The results for both experiments, with and without image cropping and flipping the center, are shown in Table 5. It is noted that although the method in Kumar et al. (2017) produces better classification accuracy for the 2D-Hela dataset without cropping and flipping, our proposed method still achieves an accuracy gain by about 1.5% compared to the method in Kumar et al. (2017). The main reason for such performance gain comes from our exploitation of more advanced CNN architectures like ResNet and by adding one hidden layer before the last soft-max layer in our proposed method.

Table 5 Comparison of the classification accuracies for Hela dataset among different networks used in the CNN-related method (Kumar et al. 2017), with and without image cropping and flipping respectively, and the proposed feature concatenation and ensemble method

4 Conclusion

In this paper, we have proposed a feature concatenation method for biomedical image classification based on three individual models, Inception-v3, ResNet152, Inception-ResNet-v2. To further improve the classification performance, we also proposed the feature concatenation and ensemble method consisting of four individual models, Inception-v3, ResNet152, Inception-ResNet-v2. and the feature concatenated CNN model.
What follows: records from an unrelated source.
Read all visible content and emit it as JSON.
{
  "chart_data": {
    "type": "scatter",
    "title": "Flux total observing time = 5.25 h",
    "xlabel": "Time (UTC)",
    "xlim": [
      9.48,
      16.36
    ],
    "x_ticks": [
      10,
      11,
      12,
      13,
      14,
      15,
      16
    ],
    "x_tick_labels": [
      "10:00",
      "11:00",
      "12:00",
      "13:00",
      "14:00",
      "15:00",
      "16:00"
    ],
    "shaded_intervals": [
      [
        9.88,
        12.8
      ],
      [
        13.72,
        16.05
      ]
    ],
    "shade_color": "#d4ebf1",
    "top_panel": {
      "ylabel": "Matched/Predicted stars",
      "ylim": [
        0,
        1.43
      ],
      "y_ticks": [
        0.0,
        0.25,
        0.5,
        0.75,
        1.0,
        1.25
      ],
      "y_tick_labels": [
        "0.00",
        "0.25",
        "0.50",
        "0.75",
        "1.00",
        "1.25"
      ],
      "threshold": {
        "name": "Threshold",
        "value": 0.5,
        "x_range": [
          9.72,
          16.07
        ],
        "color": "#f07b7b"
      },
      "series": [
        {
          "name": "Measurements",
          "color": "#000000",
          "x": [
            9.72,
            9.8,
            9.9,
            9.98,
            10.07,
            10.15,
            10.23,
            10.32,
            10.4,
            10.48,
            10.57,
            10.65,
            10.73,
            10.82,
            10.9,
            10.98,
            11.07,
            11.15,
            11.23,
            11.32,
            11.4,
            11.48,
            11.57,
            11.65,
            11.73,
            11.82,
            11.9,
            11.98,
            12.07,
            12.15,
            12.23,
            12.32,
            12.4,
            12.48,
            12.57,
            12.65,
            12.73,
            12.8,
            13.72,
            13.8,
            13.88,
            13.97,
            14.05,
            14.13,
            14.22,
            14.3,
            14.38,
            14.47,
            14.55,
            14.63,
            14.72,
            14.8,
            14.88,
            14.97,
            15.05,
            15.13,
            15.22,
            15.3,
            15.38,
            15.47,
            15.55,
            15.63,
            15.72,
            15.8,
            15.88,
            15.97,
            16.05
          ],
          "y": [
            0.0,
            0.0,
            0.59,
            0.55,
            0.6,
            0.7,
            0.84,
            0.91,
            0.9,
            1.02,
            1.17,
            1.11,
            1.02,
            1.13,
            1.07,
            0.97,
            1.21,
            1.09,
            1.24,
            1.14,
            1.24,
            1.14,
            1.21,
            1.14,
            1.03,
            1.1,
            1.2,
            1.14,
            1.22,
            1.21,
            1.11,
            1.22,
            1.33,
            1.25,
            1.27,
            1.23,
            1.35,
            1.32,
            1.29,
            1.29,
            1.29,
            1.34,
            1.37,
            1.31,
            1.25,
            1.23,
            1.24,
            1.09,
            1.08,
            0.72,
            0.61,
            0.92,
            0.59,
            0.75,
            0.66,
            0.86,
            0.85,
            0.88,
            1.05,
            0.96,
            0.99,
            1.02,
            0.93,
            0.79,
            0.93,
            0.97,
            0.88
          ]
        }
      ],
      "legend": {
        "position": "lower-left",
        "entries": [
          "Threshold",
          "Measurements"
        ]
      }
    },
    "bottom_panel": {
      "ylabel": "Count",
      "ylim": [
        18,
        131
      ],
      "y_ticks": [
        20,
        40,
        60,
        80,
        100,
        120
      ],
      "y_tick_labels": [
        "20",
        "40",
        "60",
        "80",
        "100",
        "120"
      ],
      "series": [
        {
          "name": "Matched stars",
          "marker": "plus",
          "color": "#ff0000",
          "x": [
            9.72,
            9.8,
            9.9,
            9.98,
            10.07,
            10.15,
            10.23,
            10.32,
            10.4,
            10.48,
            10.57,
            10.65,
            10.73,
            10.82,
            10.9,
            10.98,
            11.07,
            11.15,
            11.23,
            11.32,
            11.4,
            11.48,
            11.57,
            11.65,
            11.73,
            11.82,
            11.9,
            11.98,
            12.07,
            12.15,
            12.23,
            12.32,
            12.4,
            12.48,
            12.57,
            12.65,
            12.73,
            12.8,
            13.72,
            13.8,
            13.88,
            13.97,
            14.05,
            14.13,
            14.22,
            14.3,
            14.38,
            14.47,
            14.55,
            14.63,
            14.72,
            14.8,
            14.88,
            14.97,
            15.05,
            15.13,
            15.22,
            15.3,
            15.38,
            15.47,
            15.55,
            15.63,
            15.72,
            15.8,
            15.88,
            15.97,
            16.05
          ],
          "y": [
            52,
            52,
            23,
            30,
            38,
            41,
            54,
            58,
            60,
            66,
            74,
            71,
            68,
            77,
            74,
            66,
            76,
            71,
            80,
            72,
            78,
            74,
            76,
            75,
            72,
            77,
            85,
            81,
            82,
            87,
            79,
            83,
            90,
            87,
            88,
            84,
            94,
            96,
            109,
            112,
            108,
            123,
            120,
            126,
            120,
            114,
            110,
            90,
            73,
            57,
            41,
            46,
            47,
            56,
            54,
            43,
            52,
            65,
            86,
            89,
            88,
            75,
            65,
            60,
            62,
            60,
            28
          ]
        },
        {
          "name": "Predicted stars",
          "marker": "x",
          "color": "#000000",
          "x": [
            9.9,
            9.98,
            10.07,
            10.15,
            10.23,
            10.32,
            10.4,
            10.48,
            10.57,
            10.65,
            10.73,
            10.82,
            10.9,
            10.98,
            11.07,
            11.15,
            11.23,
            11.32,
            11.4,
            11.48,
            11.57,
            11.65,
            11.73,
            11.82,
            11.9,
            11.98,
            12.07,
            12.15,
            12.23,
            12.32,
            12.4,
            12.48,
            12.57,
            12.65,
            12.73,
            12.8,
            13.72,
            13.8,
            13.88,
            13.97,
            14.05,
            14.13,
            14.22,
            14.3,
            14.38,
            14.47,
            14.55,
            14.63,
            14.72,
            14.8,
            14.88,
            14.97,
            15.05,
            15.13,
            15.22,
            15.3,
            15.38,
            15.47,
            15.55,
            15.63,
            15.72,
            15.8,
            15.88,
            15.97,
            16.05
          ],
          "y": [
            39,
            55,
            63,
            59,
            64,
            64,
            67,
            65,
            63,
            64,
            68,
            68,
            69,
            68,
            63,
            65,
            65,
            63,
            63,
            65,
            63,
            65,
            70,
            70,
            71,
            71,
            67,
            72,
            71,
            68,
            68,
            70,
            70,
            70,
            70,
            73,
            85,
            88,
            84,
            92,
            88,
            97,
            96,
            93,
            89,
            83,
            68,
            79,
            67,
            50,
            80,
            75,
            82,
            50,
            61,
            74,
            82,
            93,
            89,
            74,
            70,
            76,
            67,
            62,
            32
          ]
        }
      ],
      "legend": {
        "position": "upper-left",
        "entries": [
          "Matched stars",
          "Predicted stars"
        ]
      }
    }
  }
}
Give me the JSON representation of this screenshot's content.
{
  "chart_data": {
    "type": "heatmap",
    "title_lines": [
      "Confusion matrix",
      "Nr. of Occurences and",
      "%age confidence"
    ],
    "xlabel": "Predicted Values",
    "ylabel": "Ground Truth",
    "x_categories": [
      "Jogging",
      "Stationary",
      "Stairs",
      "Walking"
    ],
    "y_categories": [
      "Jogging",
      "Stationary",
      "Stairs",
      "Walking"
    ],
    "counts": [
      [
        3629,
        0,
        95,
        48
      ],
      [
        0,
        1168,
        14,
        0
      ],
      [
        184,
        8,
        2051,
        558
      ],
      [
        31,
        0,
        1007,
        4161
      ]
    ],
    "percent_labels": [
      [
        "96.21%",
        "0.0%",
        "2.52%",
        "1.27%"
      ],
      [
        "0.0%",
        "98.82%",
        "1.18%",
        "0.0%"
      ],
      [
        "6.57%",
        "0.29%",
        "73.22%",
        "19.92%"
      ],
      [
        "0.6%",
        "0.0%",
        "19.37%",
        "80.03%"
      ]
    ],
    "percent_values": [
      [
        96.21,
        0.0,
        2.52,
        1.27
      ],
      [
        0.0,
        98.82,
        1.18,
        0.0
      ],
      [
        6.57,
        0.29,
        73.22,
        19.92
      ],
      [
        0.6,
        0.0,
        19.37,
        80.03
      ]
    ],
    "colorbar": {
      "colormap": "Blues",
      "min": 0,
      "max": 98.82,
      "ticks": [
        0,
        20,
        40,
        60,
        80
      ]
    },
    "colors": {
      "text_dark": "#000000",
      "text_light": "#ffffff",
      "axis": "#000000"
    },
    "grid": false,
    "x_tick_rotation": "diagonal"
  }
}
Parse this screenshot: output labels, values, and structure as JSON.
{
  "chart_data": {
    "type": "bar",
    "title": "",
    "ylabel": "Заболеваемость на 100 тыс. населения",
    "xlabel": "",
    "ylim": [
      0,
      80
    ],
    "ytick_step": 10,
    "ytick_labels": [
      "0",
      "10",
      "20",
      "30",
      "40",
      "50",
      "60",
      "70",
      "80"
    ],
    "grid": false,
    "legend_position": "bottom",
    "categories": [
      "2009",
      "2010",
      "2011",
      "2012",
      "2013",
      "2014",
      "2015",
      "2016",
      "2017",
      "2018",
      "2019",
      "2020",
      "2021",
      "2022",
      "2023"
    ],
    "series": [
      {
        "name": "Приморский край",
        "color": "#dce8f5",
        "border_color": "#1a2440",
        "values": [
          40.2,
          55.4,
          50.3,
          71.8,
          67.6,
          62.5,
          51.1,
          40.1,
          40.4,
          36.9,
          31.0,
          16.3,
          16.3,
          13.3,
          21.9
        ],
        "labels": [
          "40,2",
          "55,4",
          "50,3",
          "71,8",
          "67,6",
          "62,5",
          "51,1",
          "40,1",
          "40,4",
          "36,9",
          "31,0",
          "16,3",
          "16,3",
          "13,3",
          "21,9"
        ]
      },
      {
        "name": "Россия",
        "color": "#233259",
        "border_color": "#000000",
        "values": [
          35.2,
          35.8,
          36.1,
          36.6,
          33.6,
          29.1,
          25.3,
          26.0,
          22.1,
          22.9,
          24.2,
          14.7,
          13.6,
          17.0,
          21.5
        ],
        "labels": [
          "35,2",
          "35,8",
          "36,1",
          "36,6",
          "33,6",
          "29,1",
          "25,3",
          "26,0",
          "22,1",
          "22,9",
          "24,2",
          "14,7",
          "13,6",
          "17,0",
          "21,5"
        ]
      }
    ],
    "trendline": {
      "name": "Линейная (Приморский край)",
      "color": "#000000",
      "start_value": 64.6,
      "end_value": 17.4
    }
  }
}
In the experiments, three benchmark datasets are used for testing, each consisting of different patterns and features. The results show that the feature concatenation and ensemble method generally outperforms each of the individual network, including the feature concatenation method, as well as several competing methods, both with or without CNNs, in terms of classification accuracy. The main contribution of this work is that transfer learning, feature concatenation and ensemble learning are integrated so that satisfactory results can be obtained for biomedical image classification even though the dataset is relatively small for the specific task. In particular, by adding one hidden layer before the last soft-max layer, we avoid the fine-tuning procedure. As a result, the proposed feature concatenation and ensemble method manages to make a balance between accurate classification and computational efficiency, which is essential for automated biomedical image classification and hence in the long run contributes to the establishment of a smart healthcare system in real life.